NORTH TONAWANDA – The life-sized kite in the shape of a bald eagle gripping an American flag with its talons made its own statement Saturday flying high above Gratwick-Riverside Park along the Niagara River.
Even though the afternoon didn’t yield much wind to create ideal conditions for a community kite-flying event designed to raise money for homeless veterans, it didn’t stop the nearly 300 enthusiasts who came out to give it their best. A large butterfly kite was high in the air most of the afternoon. Kites sporting rainbow-colored tails and a green and blue box kite also took to the skies.
Valerie Dumpleton defied the odds of this less-than optimum kite-flying day.
The 83-year-old native of England – who now lives in Wheatfield and has been flying kites for more than 20 years – looked every bit the part. She wore a colorful blouse she had made, its print full of colorful kites. And, she proudly talked about the Great Lakes Kitefliers Society, which again helped with the annual “Come Fly a Kite to Help a Homeless Veteran” family event.
“We’re here to fly our kites to bring attention to the vets,” said Dumpleton, a society member who also carried around a small red kite with a colorful tail that she intends to deploy for when 2-month-old great-granddaughter Adley Grace is ready to fly kites with her. “It’s very important when you think these men and women have become homeless. It’s a very sad situation.”
It was the fourth year that the fundraiser was held at Gratwick-Riverside. The event provides free kites and relies on the donations of participants and sponsors to raise money that is then donated to a variety of organizations and, in some cases, helps veterans who need a helping hand to get an apartment.
Vietnam veteran Jack Michel, founder of the event, said the light-on-wind conditions likely resulted in a lower than usual turnout. Coupled with the loss of two sponsors and other community events going on at the same time, he expected $4,000 to $5,000 to be generated – down from the $20,000 raised last summer in donations and sponsors.

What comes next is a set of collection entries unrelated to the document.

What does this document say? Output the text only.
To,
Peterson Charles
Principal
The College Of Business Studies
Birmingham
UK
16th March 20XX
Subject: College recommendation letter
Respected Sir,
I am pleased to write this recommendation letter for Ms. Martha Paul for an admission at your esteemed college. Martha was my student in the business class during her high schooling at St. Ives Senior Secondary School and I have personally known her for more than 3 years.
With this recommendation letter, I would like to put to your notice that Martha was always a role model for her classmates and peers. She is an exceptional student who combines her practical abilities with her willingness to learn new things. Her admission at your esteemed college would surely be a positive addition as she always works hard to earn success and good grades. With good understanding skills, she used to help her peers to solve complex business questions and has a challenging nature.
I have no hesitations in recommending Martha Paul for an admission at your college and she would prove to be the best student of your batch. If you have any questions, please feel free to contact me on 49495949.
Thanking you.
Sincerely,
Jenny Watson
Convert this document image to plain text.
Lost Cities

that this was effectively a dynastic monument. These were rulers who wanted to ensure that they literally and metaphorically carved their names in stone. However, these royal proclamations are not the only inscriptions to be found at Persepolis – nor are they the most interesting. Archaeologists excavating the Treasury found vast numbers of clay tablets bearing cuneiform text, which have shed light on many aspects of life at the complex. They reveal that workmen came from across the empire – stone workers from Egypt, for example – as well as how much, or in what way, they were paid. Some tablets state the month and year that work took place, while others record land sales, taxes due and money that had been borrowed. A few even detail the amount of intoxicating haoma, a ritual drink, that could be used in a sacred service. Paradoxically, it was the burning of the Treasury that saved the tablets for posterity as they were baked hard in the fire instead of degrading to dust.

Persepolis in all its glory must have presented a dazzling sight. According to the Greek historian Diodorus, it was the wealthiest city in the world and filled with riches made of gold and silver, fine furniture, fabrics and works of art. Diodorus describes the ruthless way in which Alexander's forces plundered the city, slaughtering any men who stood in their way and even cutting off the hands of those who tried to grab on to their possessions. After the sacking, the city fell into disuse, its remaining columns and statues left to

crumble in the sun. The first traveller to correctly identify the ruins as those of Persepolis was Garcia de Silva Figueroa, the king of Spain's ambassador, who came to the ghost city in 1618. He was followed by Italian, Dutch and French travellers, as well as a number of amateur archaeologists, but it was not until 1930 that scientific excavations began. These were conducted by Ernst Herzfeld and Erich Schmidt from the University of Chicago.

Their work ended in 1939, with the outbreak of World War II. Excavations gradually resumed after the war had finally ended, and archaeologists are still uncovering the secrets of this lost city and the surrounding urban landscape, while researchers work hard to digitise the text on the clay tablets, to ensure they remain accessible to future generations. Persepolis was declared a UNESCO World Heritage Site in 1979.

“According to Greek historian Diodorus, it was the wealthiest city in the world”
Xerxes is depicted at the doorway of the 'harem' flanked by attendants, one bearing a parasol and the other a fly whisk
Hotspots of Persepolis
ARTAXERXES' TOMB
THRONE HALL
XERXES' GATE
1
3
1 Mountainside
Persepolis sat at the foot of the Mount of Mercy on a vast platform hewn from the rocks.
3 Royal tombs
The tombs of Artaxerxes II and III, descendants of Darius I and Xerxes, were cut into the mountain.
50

“We do what we can,” Michel said.
“We all feel that raising awareness for the housing problem for the veterans when they return is important,” said Michel, who noted that on any given day, there are 2,000 homeless veterans in Western New York. “Charity starts at home. We should make sure that our own veterans, especially those who sacrifice for our country, are taken care of.”
West Seneca grandmother Mary Bencic was busy helping her three grandchildren fly their small kites.
“There you go,” she shouted to Roman, her 3-year-old grandson. “Wow, good job.”
Her husband, George Bencic, a Vietnam veteran, sat a short distance away, helping the other grandchildren with their kites.
“It gets people to recognize us,” he said of the event, which featured information booths, bubble performers, clowns and a Chinese auction.
“The veterans are often forgotten and there’s a lot of vets that need help with PTSD and medical problems and issues with not being able to afford medicines,” Mary Bencic said. “This event is good for the veterans to come and mingle with other veterans. The families are getting together, and you’re helping a good cause.”